‘You mentioned that the king used to hold him in favour. What happened?’
‘It seems he was rewarded generously with lands and for the next couple of years there he sat, growing ever fatter on the wealth of his estates. The next time he was called upon to fight, apparently his arse was so large that his horse collapsed under his weight. Some months after that he somehow managed to kill his two young nephews in a training match and was made to forfeit most of his lands in recompense. All he has left now is one manor near to Hereford, and not a rich one at that.’
‘That still doesn’t explain why he hates me so much.’
‘It ought to,’ Wace said. ‘Don’t you see? He’s you, except that you haven’t yet eaten your own weight in mutton or beaten your sister’s sons to death. He used to be the one who was lauded. Now he finds himself ridiculed and shouted down in council, while you’ve taken his place. Of course he hates you.’
‘Because of that?’
Wace shrugged. ‘Men have killed each other for less.’
He’d been right; none of that brought me closer to working out what I could do to repair the damage that had been wrought. If unpleasant words were the worst Berengar could offer, I wouldn’t have been concerned, but he had slain two of his own kinsfolk, and the way that Wace had spoken of it suggested it was no mere accident. Nor had I forgotten how he had almost killed that mother and child. If their lives were worth nothing to him, what did that say about mine?
The next day I sent Eudo and Ithel ahead at the head of a party of ten men, with Haerarddur as well, both to explore the land around Mathrafal and, if they managed to get close enough, to catch a glimpse of the enemy encampment. They were gone longer than I had expected, and by the time they arrived back it had already been dark for several hours. We had pitched our tents within the ringworks of an ancient hill fort, and I was pacing their circuit, anxiously keeping a lookout for Eudo’s return, when I heard a shout of greeting from the men on watch by the eastern ramparts. I hurried across the enclosure to find, emerging from out of the black, the dark forms of thirteen horsemen climbing the slope towards the causewayed entrance. The skies were clouded that night, and at first I could not make out their faces, but I knew it was them.

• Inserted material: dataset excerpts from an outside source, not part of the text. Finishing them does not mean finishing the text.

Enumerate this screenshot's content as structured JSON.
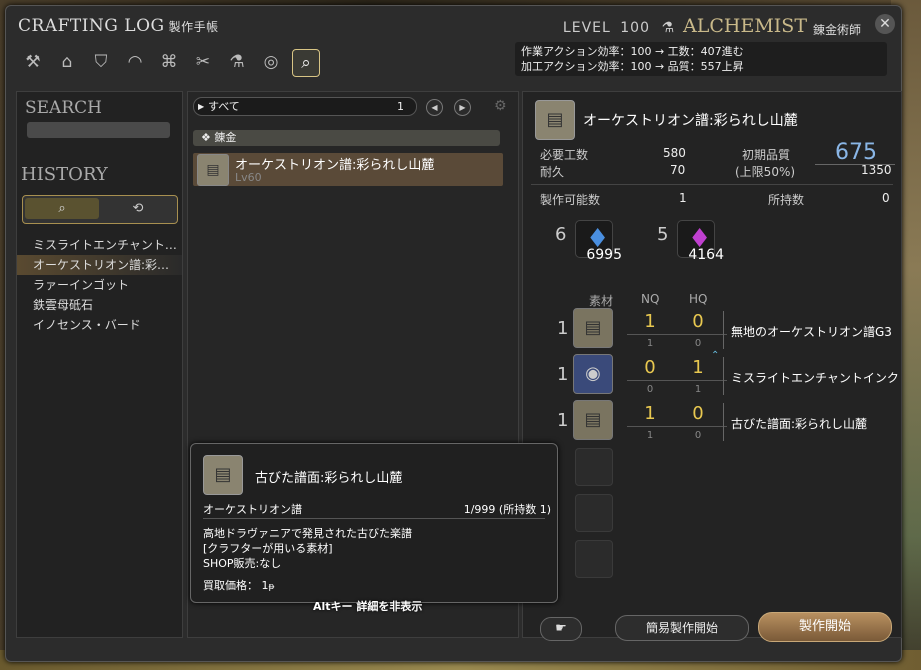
{
  "window": {
    "title": "CRAFTING LOG",
    "title_jp": "製作手帳",
    "close_glyph": "✕",
    "level_label": "LEVEL",
    "level_value": "100",
    "class_name": "ALCHEMIST",
    "class_name_jp": "錬金術師",
    "efficiency_line1": "作業アクション効率：100 → 工数：407進む",
    "efficiency_line2": "加工アクション効率：100 → 品質：557上昇"
  },
  "toolbar": {
    "icons": [
      "carpenter-icon",
      "blacksmith-icon",
      "armorer-icon",
      "goldsmith-icon",
      "leatherworker-icon",
      "weaver-icon",
      "alchemist-icon",
      "culinarian-icon",
      "search-icon"
    ],
    "active": "search-icon"
  },
  "left_panel": {
    "search_heading": "SEARCH",
    "search_placeholder": "",
    "history_heading": "HISTORY",
    "history_items": [
      "ミスライトエンチャント…",
      "オーケストリオン譜:彩…",
      "ラァーインゴット",
      "鉄雲母砥石",
      "イノセンス・バード"
    ],
    "selected_index": 1
  },
  "middle_panel": {
    "filter_label": "すべて",
    "filter_count": "1",
    "category_label": "錬金",
    "recipe_name": "オーケストリオン譜:彩られし山麓",
    "recipe_level": "Lv60"
  },
  "right_panel": {
    "item_name": "オーケストリオン譜:彩られし山麓",
    "required_progress_label": "必要工数",
    "required_progress_value": "580",
    "durability_label": "耐久",
    "durability_value": "70",
    "initial_quality_label": "初期品質",
    "initial_quality_value": "675",
    "cap_label": "(上限50%)",
    "cap_value": "1350",
    "craftable_label": "製作可能数",
    "craftable_value": "1",
    "owned_label": "所持数",
    "owned_value": "0",
    "crystals": [
      {
        "required": "6",
        "owned": "6995",
        "color": "#4a8fe0",
        "icon": "water-crystal-icon"
      },
      {
        "required": "5",
        "owned": "4164",
        "color": "#c040d0",
        "icon": "lightning-crystal-icon"
      }
    ],
    "materials_header": "素材",
    "nq_header": "NQ",
    "hq_header": "HQ",
    "materials": [
      {
        "qty": "1",
        "nq": "1",
        "hq": "0",
        "nq_have": "1",
        "hq_have": "0",
        "name": "無地のオーケストリオン譜G3",
        "hq_mark": false
      },
      {
        "qty": "1",
        "nq": "0",
        "hq": "1",
        "nq_have": "0",
        "hq_have": "1",
        "name": "ミスライトエンチャントインク",
        "hq_mark": true
      },
      {
        "qty": "1",
        "nq": "1",
        "hq": "0",
        "nq_have": "1",
        "hq_have": "0",
        "name": "古びた譜面:彩られし山麓",
        "hq_mark": false
      }
    ],
    "quick_synth_button": "簡易製作開始",
    "synth_button": "製作開始"
  },
  "tooltip": {
    "name": "古びた譜面:彩られし山麓",
    "type": "オーケストリオン譜",
    "stack": "1/999 (所持数 1)",
    "desc1": "高地ドラヴァニアで発見された古びた楽譜",
    "desc2": "[クラフターが用いる素材]",
    "desc3": "SHOP販売:なし",
    "price": "買取価格： 1",
    "price_icon": "gil-icon"
  },
  "hint": {
    "alt": "Altキー 詳細を非表示"
  }
}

‘They’re gone,’ was the first thing Eudo said once he had reached me and let someone take care of his mount.
‘What do you mean?’ I asked.
‘We saw the hall with its moat, and the village as well, but the enemy weren’t there,’ he said with a sigh. His shoulders hung low and he looked bone-tired, but then I supposed he must have been riding hard since daybreak. ‘Their campfires were still smouldering, so they couldn’t have left long before we arrived. A few hours, perhaps; no more than half a day.’
Not for the first time I wished that ?dda were with us. He would have been able to tell us.

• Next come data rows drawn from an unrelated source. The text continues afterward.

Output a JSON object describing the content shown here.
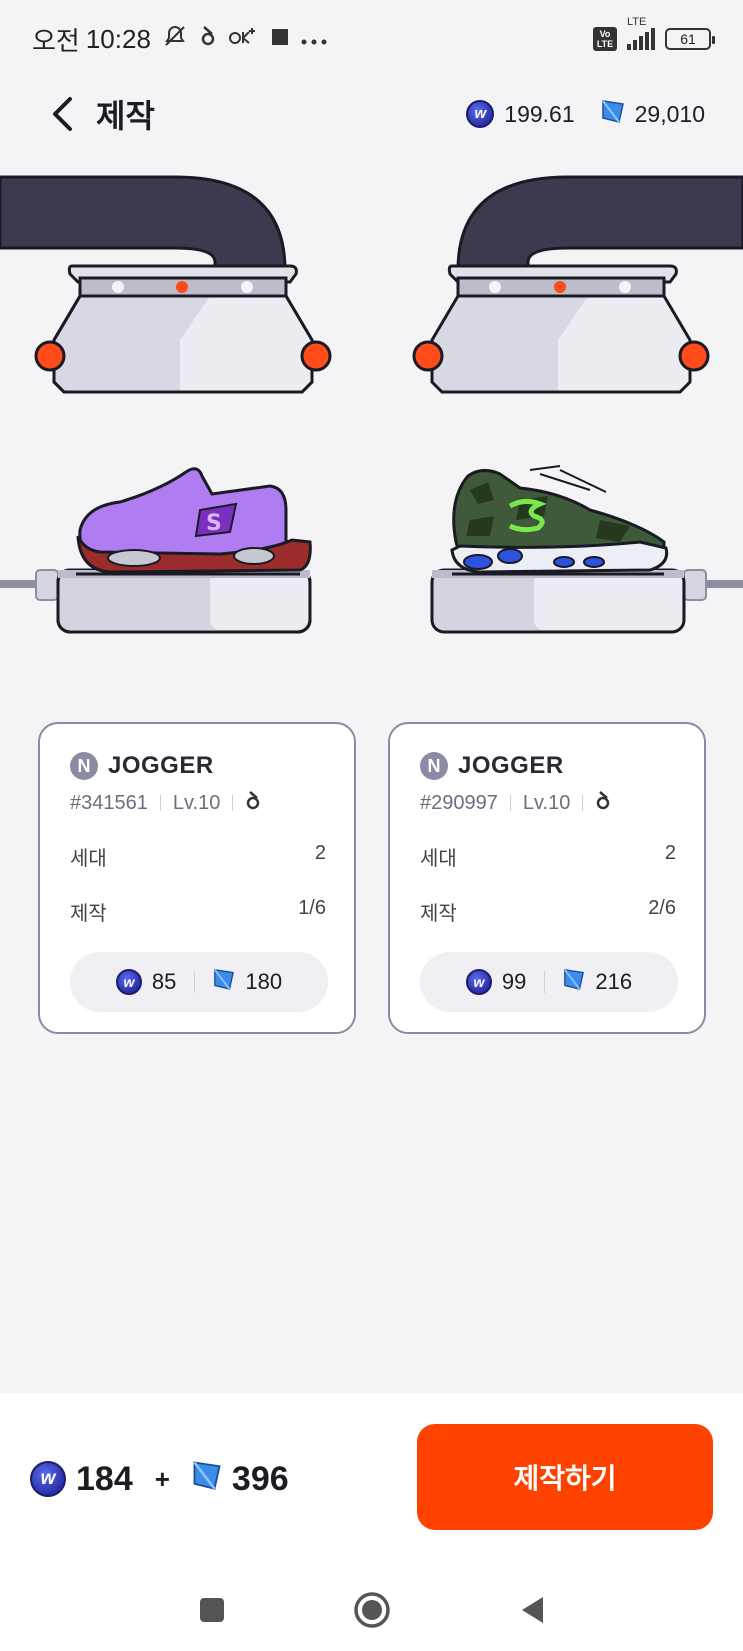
{
  "status_bar": {
    "ampm": "오전",
    "time": "10:28",
    "network_label": "LTE",
    "volte_label": "Vo LTE",
    "battery": "61"
  },
  "header": {
    "title": "제작",
    "coin_balance": "199.61",
    "gem_balance": "29,010"
  },
  "coin_glyph": "w",
  "cards": [
    {
      "badge": "N",
      "type": "JOGGER",
      "id": "#341561",
      "level": "Lv.10",
      "stats": [
        {
          "label": "세대",
          "value": "2"
        },
        {
          "label": "제작",
          "value": "1/6"
        }
      ],
      "cost_coin": "85",
      "cost_gem": "180",
      "shoe_color": "#b07cf2"
    },
    {
      "badge": "N",
      "type": "JOGGER",
      "id": "#290997",
      "level": "Lv.10",
      "stats": [
        {
          "label": "세대",
          "value": "2"
        },
        {
          "label": "제작",
          "value": "2/6"
        }
      ],
      "cost_coin": "99",
      "cost_gem": "216",
      "shoe_color": "#3e5a3a"
    }
  ],
  "footer": {
    "total_coin": "184",
    "plus": "+",
    "total_gem": "396",
    "craft_button": "제작하기"
  },
  "colors": {
    "accent": "#ff4200",
    "machine_dark": "#3c3a4e",
    "card_border": "#8a8aa6"
  }
}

‘The place looks to be defended by barely fifty spears,’ Ithel added, and there was an eagerness to his tone that I had not heard before. ‘We could storm the palisade and take the fastness; it would not be all that difficult.’
Eudo snorted. ‘You would try to capture it?’ he asked, as if the mere suggestion was a ridiculous idea, a sentiment that I shared.

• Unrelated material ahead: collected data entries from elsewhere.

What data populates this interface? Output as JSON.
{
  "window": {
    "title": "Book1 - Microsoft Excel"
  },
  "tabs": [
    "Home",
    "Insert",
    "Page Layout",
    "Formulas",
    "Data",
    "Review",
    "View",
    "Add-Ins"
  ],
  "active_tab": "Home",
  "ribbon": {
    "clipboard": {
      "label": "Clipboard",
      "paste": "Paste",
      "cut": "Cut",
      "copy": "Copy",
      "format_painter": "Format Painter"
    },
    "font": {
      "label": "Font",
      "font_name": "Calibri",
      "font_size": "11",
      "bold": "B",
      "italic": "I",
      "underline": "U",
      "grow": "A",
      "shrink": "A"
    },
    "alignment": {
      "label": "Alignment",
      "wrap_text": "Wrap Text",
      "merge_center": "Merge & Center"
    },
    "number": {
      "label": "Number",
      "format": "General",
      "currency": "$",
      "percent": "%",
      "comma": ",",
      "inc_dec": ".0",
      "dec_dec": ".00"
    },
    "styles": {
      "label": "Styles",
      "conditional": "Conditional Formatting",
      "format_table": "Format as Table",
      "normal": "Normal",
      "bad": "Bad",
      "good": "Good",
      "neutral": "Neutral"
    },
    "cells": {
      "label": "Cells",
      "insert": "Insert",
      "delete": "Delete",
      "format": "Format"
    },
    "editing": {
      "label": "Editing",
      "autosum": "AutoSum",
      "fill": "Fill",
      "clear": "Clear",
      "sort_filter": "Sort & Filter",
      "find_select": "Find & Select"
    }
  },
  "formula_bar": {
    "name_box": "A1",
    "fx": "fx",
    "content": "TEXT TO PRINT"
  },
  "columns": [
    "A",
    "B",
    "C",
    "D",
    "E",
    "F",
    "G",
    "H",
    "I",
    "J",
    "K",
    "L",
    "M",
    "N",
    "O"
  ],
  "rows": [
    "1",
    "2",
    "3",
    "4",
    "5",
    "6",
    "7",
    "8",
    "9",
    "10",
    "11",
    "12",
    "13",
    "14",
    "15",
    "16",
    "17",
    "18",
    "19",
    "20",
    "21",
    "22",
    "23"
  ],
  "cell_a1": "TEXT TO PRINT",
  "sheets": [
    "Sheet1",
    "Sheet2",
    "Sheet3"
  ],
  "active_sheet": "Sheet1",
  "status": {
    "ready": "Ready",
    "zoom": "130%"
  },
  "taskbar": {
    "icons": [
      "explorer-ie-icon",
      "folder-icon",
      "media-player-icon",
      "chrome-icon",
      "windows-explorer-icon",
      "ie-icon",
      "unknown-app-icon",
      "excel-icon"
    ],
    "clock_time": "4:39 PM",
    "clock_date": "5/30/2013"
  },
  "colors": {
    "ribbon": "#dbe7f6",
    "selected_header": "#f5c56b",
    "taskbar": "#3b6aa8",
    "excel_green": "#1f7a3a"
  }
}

Ithel looked taken aback. ‘We have the numbers,’ he said defensively. ‘Why not?’
I’d had my doubts before about his ability and experience as a war leader, and what he had said only served to strengthen them. ‘Even if we manage to take it,’ I said, ‘what would we do with it?’
Eudo nodded in agreement. We both knew that there was nothing to be gained in wasting time and men trying to capture such a place when we had little need of it, when we could just as easily skirt around it.
‘It is Mathrafal,’ Ithel replied, as if it were as simple as that; as if that were all he need say. When he saw that we were waiting for more he went on: ‘It has been the seat of their house for a hundred years and more; it is where they hold their court, where their treasure hoard lies. If we strike at the heart, the head will fall soon after. How can their vassals and followers continue to brave the shield-wall for men who cannot even protect their own halls?’
All this had come out in an excitable rush, and despite his years I saw Ithel now for the youth that he was. A noble youth, for certain, and by no means stupid, but rash nonetheless and as yet lacking in knowledge of how wars were waged. The hour was late and I was too weary to listen to his ramblings.
Ignoring him, I turned to Eudo instead. ‘Was there any sign of which way the enemy went?’